History

Turkey
- Name: TÜBİTAK Marmara
- Owner: Scientific and Technological Research Council of Turkey (TÜBİTAK)
- Operator: Marine Research Center
- Builder: Çeksan Shipyard
- Launched: February 17, 2013
- Home port: Istanbul
- Identification: IMO number: 9633355; MMSI number: 271043343; Callsign: TCVK2;
- Status: Active as of 2018

General characteristics
- Class & type: Oceanographic research ship
- Tonnage: 500 GT
- Length: 41.20 m (135 ft 2 in)
- Beam: 9.55 m (31 ft 4 in)
- Draft: 4.50 m (14 ft 9 in)
- Installed power: 2 x 1,040 kW (1,390 hp)
- Speed: 14 knots (26 km/h; 16 mph)
- Crew: 12
- Armament: None

= RV TÜBİTAK Marmara =

RV TÜBİTAK Marmara is a Turkish research vessel owned by the Scientific and Technological Research Council of Turkey (TÜBİTAK) and operated by its newly established Marine Research Center for oceanographic research studies.

The vessel was designed by Soyaslan Marine, indigenously developed and built at the Çeksan Shipyard in Tuzla, Istanbul to a cost of 13.8 million. She was launched on February 17, 2013, in presence of Minister of Science, Industry and Technology Nihat Ergün, Minister of Development Cevdet Yılmaz, Governor of Istanbul Hüseyin Avni Mutlu and President of TÜBİTAK Yücel Altunbaşak. She is the first ever research vessel built in Turkey.
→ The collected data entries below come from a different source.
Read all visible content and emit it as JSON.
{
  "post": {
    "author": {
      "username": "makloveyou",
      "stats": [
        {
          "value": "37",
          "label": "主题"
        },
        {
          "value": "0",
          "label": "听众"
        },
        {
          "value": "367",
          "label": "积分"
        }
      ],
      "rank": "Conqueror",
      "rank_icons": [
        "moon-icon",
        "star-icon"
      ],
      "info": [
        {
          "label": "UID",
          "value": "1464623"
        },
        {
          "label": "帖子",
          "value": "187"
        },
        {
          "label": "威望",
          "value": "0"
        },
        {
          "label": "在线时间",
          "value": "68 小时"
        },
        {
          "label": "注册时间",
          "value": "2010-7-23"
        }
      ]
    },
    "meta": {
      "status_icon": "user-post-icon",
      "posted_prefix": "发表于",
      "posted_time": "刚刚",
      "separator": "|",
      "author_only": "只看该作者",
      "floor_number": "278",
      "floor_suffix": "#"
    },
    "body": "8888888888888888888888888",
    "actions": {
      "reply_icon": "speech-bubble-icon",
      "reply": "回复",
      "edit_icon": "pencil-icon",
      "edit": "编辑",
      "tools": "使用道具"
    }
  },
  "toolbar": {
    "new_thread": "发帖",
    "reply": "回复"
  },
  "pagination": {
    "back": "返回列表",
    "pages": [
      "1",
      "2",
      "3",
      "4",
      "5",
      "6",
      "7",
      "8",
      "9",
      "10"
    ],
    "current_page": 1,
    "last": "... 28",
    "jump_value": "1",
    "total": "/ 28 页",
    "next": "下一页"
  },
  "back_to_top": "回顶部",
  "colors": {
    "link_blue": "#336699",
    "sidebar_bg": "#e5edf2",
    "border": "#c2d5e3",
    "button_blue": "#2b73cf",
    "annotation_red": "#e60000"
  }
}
It is planned that the vessel will be fitted until the end of May 2013 with all the necessary advanced-technology instruments and equipment. After commissioning, the research ship will be used in the seas around Turkey, primarily in the Turkish Straits, to study marine pollution, to research on marine biology, to explore underwater oil fields, to monitor underwater faults and underwater pipelines as well as to give support in case of marine incidents and disasters. She will be capable of carrying out those studies in a depth of up to 3000 m.

On board of the RV TÜBİTAK Marmara with twelve crew, eleven scientists will work in three laboratories.

==Characteristics==
TÜBİTAK Marmara is 41.20 m long, with a beam of 9.55 m and a max. draft of 4.50 m. Assessed at , the ship is propelled by two 1040 kW diesel engines. She has a speed of 14 kn in service.